Interior de un bar en Pamplona / EP

Los gestores avisan que 140.000 pymes despedirán por la subida del SMI

El estudio alerta de la complicada situación de un tejido con problemas de liquidez y solvencia por el impacto de la factura de la luz y una recuperación que no termina de llegar

ARTURO CERVELLERA Madrid

La prometida recuperación económica no termina de llegar a una de las patas del tejido productivo español, las pymes. Las firmas que cuentan con una plantilla mediana o pequeña siguen teniendo graves problemas de liquidez y solvencia que se han agravado con la última subida del Salario Mínimo Interprofesional (SMI), que obligará a 140.000 empresas, un 5% del total, a tener que realizar algún tipo de despido.

El último informe del Colegio Oficial de Gestores Administrativos de España evidencia que una de cada cuatro pymes tiene claras dificultades que van desde impagos a la Seguridad Social a demoras en las entregas a proveedores y entidades financieras. Unos datos que explica el por qué de que un tercio de las pymes hayan presentado pérdidas en el primer semestre del actual ejercicio y que 130.000 estén en una situación técnica de concurso de acreedores pese a la moratoria aprobada por el Gobierno.

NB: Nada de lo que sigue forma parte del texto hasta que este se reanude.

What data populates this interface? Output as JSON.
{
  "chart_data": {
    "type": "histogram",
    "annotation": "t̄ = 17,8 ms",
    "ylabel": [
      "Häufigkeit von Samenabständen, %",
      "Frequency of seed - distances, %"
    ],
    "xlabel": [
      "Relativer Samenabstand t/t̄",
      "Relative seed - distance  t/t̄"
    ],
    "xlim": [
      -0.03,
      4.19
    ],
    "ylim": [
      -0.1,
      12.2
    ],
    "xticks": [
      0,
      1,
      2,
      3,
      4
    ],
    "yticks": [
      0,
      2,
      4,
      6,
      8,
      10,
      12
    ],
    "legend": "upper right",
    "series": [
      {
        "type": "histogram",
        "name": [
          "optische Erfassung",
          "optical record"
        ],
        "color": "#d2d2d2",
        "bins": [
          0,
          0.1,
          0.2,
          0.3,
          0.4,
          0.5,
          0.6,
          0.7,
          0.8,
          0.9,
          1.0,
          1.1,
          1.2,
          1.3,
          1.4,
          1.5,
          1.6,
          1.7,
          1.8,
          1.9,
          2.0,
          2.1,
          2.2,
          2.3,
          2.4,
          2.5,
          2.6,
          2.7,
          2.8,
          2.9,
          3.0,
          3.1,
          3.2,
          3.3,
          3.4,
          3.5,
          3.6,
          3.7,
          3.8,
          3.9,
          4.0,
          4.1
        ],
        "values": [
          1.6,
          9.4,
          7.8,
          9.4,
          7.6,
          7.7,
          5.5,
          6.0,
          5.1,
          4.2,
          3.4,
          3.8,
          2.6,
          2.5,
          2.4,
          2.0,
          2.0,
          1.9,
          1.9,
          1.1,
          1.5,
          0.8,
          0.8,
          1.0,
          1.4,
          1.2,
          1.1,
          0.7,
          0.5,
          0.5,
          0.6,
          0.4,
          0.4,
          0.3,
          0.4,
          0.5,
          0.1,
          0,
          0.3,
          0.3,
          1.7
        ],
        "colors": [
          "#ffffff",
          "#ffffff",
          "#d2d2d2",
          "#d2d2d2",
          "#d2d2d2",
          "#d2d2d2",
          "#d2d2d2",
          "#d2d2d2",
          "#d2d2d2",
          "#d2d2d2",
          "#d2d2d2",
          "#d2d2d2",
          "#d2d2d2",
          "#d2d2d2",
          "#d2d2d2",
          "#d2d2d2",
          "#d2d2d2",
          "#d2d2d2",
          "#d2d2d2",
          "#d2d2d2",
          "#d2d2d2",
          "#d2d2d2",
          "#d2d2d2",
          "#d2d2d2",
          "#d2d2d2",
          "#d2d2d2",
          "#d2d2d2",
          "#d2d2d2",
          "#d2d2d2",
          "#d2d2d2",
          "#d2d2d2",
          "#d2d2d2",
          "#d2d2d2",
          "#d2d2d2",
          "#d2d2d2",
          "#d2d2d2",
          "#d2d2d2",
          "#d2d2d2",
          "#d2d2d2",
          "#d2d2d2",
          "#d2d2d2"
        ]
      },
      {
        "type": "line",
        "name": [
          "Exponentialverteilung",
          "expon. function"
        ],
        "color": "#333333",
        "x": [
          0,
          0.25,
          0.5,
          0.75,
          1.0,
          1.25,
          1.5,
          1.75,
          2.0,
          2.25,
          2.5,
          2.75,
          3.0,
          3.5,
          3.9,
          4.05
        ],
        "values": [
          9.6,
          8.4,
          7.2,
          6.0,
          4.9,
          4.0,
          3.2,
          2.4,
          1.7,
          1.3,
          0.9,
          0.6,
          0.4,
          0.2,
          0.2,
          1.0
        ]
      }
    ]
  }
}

En el lado contrario se sitúa un 23% que sí está igual o mejor que antes de la pandemia.

En este contexto no extraña que cualquier sobrecoste ahogue aún más a un sector que ya de por si presente una gran inestabilidad. En concreto, el 65% de las pymes está sufriendo de forma grave o muy grave las subidas de energía, inflación, SMI y materias primas. Por ello, los gestores administrativos remarcan el papel de las ayudas y su gestión. Cuatro de cada diez las necesita pero en la actualidad apenas llegan a un 10% después de que se hayan endurecido las condiciones de acceso.

Las dificultades no solo repercutirán en cierres y despidos sino también en un incremento de la economía sumergida. «Si estos datos son, de por si, muy graves, lo que más nos preocupa es que un 18 % de las pymes, más de 500.000, podrían estar planteándose de forma muy seria autoexcluirse del sistema y trabajar en la economía sumergida», señala Fernando Santiago, presidente de la entidad. «Está sería una muy mala noticia para todos», concluye.

De la misma forma, el presidente admite que conforme decaigan más restricciones la situación mejorará pero aún así se pide que no se deje a nadie atrás y que se puedan expandir al máximo la línea de subvenciones públicas, moratorias y se aprueben otras medidas en este sentido. Y es que durante este período los pequeños propietarios han cubierto los agujeros que ha dejado la pandemia con sus ahorros y por ello se pide un respaldo extra que vaya más allá de unos prometidos fondos europeos de los que desconfían.